The products themselves are another issue. Compounded oral tirzepatide tablets, one of the products sold through MEDVi’s platform, are accused in a class action lawsuit filed in November 2025 of lacking a proven mechanism of absorption. Tirzepatide is a big peptide molecule. Before it enters the bloodstream, it is broken down by digestive enzymes. Just to reach about 1% bioavailability, the only FDA-approved oral GLP-1 available on the market needed a specific chemical enhancer. Customers of MEDVi might have been paying for medications that just don’t function as promised if the science in that complaint is correct.
Following the criticism, Gallagher posted on social media. He called his detractors “the Karens of the internet” and dismissed them as having low testosterone in a since-deleted post on X. In a different conversation, he made a comparison between standard medical stock photos used in advertising and MEDVi’s AI-generated physician personas, which most people in healthcare marketing would find awkward.

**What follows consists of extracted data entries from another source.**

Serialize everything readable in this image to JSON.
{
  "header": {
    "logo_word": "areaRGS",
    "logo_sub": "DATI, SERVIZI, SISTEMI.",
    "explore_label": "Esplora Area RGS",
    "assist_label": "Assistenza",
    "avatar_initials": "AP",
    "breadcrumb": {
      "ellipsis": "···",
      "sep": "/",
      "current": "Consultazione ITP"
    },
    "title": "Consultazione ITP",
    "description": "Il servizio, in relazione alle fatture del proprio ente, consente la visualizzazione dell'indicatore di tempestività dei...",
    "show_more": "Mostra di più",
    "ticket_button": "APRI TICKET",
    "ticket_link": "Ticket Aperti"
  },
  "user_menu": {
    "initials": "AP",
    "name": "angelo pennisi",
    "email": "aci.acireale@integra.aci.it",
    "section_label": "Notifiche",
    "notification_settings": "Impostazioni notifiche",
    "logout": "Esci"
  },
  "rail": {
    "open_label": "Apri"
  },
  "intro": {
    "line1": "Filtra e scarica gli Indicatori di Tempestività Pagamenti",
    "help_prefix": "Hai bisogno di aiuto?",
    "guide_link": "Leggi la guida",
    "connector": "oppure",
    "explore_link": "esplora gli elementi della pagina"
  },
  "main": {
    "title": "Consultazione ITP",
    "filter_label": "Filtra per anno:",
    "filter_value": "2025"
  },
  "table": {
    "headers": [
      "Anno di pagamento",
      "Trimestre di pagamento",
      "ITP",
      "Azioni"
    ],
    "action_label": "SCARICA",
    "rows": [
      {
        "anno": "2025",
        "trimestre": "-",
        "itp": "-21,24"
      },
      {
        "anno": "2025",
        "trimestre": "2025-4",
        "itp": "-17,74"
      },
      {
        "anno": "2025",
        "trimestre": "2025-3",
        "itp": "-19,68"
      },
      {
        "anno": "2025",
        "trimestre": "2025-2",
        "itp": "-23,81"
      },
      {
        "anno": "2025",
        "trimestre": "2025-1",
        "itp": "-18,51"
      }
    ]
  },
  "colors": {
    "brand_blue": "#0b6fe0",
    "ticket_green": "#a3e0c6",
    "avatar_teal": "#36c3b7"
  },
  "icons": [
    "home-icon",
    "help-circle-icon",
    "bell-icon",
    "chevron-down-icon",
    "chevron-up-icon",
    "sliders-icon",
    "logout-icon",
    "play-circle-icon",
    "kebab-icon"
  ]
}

He described the “white label telemedicine” model on LinkedIn in the style of someone describing fire to those who haven’t yet seen it. He might actually believe all of this. It’s also possible that the point is to perform with confidence.
In the end, MEDVi is a stress test for a system that wasn’t designed to operate at this speed. Regulators are slow. There is little motivation for platforms such as Meta to vigorously monitor their ad inventory. Creating convincing-looking medical personas at scale is made incredibly simple by AI tools.
Additionally, it makes sense that people looking for reasonably priced access to weight-loss drugs aren’t checking the backgrounds of every Facebook doctor they come across. Nancy Glick of the National Consumers League put it simply: it’s like playing whack-a-mole, and there aren’t enough mallets right now.
It is genuinely unclear if MEDVi will survive the lawsuits, the FDA scrutiny, and the reputational harm of the last two weeks. The $1.8 billion estimate might turn out to be ambition, or it might turn out to be something completely different. Observing this development makes it evident that the MEDVi story isn’t really about a single business or entrepreneur.
It concerns what happens when the means of constructing something that appears authentic become much more readily available than the safeguards intended to guarantee that it is.